七人の敵

男、閾を跨げば七人の敵と数多なる素晴らしきものごとあり。 都会から山河海島まで、外出先での徒然を。

シュガーマン 奇跡に愛された男 -Searching for Sugarman - 於 シネマカリテ スクリーン2

1968年、デトロイトの場末のバーで歌っていたロドリゲス。
プロデューサーの目に留まりデビューを果たすも商業的には失敗に終わり姿を消すことになる。

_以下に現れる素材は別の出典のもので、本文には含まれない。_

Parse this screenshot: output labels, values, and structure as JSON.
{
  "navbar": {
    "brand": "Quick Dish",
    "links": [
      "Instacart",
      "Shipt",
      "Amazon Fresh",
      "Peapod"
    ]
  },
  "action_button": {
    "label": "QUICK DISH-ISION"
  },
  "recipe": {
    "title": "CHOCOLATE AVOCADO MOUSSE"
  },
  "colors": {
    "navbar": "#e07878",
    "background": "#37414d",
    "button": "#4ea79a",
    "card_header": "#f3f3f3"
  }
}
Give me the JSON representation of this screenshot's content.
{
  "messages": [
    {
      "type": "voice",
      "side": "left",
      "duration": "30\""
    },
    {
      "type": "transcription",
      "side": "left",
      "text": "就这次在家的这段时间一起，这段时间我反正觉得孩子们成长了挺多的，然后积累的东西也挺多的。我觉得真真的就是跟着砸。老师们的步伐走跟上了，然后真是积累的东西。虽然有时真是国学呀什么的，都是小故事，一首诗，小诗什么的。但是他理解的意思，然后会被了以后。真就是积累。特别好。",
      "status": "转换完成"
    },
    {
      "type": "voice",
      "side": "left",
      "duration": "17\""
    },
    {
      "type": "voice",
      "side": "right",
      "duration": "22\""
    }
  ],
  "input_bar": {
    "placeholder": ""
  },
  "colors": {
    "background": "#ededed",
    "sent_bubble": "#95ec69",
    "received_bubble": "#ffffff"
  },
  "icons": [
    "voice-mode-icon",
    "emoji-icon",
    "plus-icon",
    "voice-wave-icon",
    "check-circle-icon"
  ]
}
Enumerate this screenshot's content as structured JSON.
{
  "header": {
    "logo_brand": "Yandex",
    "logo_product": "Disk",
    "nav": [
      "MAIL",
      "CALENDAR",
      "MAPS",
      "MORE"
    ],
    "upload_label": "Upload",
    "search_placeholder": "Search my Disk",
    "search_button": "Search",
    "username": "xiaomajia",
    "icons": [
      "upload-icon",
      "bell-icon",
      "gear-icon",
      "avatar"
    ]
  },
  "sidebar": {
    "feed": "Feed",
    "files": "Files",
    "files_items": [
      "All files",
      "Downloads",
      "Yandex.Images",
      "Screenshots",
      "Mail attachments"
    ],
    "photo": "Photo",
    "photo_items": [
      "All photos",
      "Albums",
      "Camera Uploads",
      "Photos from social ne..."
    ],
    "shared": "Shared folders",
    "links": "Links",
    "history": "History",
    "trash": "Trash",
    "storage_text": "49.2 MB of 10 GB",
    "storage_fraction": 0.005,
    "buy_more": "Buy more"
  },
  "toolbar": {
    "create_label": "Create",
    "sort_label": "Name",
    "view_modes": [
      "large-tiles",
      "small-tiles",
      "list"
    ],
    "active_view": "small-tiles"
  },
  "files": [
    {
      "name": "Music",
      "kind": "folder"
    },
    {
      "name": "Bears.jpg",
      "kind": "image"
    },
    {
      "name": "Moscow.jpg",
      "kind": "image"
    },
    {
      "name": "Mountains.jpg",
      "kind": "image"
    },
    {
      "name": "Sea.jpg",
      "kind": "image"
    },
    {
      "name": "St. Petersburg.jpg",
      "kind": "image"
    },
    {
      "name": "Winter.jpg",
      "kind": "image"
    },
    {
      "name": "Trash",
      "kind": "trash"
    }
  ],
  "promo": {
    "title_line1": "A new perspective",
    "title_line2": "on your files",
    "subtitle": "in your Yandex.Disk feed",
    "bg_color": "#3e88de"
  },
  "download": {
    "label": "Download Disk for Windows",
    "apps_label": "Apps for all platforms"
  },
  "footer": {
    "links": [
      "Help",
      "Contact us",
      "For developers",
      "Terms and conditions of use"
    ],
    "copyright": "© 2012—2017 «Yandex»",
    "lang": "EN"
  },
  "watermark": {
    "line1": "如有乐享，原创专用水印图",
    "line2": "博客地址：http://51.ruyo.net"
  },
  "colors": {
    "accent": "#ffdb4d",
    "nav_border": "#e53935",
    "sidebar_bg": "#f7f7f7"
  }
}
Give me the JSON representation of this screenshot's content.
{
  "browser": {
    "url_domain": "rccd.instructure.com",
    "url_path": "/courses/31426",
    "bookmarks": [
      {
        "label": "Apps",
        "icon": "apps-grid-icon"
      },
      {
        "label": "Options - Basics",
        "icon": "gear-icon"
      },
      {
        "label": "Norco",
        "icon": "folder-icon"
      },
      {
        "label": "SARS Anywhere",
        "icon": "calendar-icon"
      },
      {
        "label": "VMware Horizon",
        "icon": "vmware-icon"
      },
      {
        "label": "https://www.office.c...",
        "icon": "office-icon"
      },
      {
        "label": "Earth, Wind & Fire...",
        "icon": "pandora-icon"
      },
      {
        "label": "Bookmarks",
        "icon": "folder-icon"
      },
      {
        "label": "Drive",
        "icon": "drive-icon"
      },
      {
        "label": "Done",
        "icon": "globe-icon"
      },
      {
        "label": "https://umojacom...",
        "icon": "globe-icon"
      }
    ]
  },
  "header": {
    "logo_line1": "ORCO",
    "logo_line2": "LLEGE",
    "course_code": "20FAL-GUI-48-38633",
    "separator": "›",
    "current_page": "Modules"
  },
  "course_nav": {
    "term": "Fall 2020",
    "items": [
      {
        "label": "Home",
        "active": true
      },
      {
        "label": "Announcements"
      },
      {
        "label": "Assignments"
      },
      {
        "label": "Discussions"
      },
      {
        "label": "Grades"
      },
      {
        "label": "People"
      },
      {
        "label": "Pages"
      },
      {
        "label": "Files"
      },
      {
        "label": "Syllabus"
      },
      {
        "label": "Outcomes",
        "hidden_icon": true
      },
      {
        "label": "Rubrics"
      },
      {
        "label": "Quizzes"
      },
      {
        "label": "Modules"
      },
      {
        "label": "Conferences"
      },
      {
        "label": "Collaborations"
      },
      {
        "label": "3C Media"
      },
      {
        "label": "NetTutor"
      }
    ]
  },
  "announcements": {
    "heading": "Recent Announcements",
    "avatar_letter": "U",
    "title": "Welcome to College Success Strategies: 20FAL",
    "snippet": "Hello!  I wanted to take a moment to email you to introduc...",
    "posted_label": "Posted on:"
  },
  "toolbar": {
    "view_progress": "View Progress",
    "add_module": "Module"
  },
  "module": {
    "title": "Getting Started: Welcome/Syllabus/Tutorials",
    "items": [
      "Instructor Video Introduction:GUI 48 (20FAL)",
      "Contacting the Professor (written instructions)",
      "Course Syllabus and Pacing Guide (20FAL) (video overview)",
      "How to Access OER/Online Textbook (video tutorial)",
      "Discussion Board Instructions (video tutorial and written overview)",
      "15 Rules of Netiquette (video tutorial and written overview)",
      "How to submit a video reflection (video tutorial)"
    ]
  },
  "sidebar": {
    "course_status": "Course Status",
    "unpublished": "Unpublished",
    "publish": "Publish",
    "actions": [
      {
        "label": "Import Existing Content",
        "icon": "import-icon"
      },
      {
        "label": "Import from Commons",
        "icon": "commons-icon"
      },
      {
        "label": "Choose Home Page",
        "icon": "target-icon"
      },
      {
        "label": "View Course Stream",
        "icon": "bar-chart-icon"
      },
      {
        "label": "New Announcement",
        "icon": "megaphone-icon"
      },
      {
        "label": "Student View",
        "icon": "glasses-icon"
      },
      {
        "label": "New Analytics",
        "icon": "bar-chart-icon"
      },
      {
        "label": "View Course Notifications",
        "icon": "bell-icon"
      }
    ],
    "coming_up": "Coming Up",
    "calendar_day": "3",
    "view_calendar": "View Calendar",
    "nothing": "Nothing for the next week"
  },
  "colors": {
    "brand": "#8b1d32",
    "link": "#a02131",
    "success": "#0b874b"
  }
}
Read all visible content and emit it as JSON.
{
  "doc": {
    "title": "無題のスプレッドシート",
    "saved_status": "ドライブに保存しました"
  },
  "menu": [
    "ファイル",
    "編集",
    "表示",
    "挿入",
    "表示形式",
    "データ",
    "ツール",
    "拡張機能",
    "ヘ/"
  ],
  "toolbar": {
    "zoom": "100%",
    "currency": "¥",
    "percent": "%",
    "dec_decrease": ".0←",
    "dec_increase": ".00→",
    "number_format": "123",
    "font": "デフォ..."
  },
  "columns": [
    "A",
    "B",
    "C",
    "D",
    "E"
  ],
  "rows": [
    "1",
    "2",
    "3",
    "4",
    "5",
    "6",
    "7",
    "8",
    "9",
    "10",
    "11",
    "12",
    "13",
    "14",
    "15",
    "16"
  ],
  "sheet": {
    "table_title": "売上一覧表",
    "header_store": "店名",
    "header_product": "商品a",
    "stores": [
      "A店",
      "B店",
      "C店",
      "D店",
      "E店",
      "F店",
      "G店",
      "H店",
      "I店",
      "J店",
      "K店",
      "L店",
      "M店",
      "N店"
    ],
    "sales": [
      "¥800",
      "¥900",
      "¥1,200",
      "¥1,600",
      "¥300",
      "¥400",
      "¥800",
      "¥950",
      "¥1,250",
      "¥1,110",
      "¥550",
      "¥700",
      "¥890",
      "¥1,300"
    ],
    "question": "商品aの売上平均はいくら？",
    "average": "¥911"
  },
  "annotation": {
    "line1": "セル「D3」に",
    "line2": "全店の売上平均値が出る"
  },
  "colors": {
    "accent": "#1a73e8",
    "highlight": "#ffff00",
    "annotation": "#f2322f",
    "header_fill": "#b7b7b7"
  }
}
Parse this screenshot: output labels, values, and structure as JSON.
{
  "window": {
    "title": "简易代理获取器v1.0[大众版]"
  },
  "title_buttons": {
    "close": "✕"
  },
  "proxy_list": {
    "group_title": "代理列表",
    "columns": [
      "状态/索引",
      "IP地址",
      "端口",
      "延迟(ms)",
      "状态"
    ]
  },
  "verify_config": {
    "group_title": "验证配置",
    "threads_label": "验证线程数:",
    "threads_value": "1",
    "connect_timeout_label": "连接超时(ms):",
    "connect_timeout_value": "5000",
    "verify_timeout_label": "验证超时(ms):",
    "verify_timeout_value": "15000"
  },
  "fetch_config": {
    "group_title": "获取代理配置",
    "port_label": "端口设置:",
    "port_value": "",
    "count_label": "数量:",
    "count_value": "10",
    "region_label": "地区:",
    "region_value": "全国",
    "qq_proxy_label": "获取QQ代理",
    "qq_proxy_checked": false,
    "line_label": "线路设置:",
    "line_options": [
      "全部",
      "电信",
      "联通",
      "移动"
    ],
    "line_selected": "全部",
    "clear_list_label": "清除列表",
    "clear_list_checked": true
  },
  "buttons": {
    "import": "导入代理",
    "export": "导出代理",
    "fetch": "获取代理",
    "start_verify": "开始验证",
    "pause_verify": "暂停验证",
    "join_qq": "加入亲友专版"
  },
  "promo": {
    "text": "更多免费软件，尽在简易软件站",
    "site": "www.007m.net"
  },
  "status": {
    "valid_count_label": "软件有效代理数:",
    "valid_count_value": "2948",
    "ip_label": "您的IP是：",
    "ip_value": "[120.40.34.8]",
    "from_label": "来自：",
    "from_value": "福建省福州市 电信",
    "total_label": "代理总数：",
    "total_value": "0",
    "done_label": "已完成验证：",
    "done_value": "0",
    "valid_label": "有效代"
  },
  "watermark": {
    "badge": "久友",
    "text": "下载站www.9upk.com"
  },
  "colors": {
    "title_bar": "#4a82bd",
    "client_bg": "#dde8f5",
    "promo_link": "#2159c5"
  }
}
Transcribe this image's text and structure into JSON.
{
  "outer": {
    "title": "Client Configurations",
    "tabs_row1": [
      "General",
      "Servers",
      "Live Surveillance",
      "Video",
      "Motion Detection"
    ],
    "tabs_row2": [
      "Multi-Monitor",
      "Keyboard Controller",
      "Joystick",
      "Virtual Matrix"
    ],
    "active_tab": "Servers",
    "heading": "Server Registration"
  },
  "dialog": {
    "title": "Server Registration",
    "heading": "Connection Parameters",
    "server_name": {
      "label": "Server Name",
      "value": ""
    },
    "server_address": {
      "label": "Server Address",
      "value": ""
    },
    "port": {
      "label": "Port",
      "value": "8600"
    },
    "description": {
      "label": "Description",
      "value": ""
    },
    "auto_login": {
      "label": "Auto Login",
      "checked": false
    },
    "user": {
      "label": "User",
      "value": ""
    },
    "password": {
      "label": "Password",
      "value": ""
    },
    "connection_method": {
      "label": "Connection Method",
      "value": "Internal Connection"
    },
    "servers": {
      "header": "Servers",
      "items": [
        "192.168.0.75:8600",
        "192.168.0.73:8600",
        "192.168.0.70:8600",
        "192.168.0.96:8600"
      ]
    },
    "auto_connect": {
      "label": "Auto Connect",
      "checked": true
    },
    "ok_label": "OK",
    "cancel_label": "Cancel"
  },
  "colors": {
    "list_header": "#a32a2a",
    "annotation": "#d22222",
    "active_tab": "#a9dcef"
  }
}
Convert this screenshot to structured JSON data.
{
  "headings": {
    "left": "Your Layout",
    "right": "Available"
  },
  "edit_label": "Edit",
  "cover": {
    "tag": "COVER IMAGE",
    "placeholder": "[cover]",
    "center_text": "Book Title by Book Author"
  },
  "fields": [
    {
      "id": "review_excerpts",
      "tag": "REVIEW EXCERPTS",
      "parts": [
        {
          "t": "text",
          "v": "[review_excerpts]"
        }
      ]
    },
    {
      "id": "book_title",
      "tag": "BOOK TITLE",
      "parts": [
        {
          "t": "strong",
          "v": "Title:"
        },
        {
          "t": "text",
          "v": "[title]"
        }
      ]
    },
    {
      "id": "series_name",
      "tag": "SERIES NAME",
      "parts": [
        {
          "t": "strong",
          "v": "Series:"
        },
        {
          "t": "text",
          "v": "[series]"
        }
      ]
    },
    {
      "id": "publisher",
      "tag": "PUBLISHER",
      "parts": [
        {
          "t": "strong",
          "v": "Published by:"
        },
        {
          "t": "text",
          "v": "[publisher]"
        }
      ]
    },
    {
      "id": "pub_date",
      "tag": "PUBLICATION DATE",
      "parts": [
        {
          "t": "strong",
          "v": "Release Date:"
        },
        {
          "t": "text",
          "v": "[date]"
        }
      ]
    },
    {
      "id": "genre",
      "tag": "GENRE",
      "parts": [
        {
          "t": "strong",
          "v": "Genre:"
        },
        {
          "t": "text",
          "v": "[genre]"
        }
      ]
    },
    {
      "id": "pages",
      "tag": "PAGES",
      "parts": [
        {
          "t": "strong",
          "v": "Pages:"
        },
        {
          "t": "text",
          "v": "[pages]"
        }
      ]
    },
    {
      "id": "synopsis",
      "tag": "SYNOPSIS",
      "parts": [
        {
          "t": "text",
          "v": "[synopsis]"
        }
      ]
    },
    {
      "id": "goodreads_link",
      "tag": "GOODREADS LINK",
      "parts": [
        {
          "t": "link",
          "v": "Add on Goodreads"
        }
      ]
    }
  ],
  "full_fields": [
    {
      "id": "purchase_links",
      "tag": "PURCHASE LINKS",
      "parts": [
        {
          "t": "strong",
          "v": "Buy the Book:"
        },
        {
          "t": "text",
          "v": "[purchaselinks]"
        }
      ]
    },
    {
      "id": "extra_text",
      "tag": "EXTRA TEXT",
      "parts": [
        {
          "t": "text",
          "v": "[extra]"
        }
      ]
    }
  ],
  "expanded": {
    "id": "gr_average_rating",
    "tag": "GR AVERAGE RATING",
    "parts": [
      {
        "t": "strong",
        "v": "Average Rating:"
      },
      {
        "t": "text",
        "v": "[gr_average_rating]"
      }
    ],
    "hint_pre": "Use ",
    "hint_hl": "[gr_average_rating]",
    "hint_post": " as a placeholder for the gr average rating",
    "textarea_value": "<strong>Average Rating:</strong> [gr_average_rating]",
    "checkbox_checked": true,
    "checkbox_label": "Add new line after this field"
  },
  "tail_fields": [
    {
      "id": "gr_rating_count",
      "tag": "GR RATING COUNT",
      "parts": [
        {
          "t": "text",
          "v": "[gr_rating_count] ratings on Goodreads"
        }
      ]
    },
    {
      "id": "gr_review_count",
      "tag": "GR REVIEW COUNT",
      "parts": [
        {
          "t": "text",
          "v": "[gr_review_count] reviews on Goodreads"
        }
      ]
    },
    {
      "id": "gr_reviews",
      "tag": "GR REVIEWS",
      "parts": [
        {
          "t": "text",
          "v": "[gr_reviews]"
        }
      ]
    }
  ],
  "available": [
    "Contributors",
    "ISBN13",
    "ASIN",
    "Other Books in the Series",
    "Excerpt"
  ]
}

南アフリカ。 経緯は不明だがロドリゲスの音源が海を渡っていた。
折りしも反アパルトヘイトの機運に彼の歌が共感を呼び、シンボルソングとなって行く。
アルバムはテープにダビングされ、やがてプロモートも曖昧なままレコードまでリリース。
若者を中心に支持された彼の歌はやがて20年に亘って幅広い世代に愛され、
ストーンズやディランと並ぶロングセラーとなって行った。

しかしロドリゲスの事は誰も知らない。
アメリカでは埋もれてしまったミュージシャンであることさえ後になって分かった事実。
消息も分からず、失意のうちにステージで拳銃自殺したと云う都市伝説さえ残っていた。
南アでひとりの男がロドリゲスの消息を追いはじめた。
そしてその先には思いがけない結果が待ち受けていた。


s-man
(C)Canfield Pictures / The Documentary Company 2012


ドキュメンタリーである。 ネタバレで先を進めよう。
ロドリゲスの消息を追う男はネット上に捜索サイトを立ち上げ、情報収集を続けた。
そこに一通のメッセージが書き込まれる。 ロドリゲスの娘を名乗る女性からだった。

ロドリゲスはデトロイトで生きていた。
建築現場で解体や改修工事に携わり、既に音楽からは遠のいた生活を送っていた。
自分が遠く南アフリカで20年以上に亘って愛されていたことも知らずに。
その事を報せるために男は渡米、ロドリゲスと会い南アへの招聘を試みた。
やがて遠い国を訪れたロドリゲスは伝説のミュージシャンとして熱狂的に迎えられた。
マスコミに取り上げられ、長いときを経て幻の男は現実の世界に姿を現したのだ。
約30年ぶりのライブ、しかも初めて訪れた国で。 公演は全て SOLD OUT。
祖国では誰も見向きもしなかった男が、異国で一躍スターの座へ上り詰めた瞬間だった。

しかしロドリゲスは何も変わらなかった。
帰国後は今までどおり建築現場で働き、穏やかな生活を送り続けた。
版権の曖昧な伝説的ロングヒットは所謂海賊盤、彼のもとには一銭の印税も入って来ない。
南アフリカでのライブ活動の収益は家族や友人のために使い、金銭への執着はいっさいなかった。
彼の人生は変わることがなかった。 プール付の豪邸も、高級車も、贅肉もつかず。
南アフリカを訪れて変化したことと云えば、
娘がその時についたガードマンと結婚し南アフリカに移住して孫を産んだこと。
遠いその地に浅からぬ縁が広がったことくらいだった。

結局ロドリゲスはスターにはならなかった。 ただひとりの歌唄いであり続けた。
彼は現在もデトロイトで今までどおりの生活を送っている。
何も変わらないその姿こそ、純粋な唄い手として彼を今も尚、輝かせている。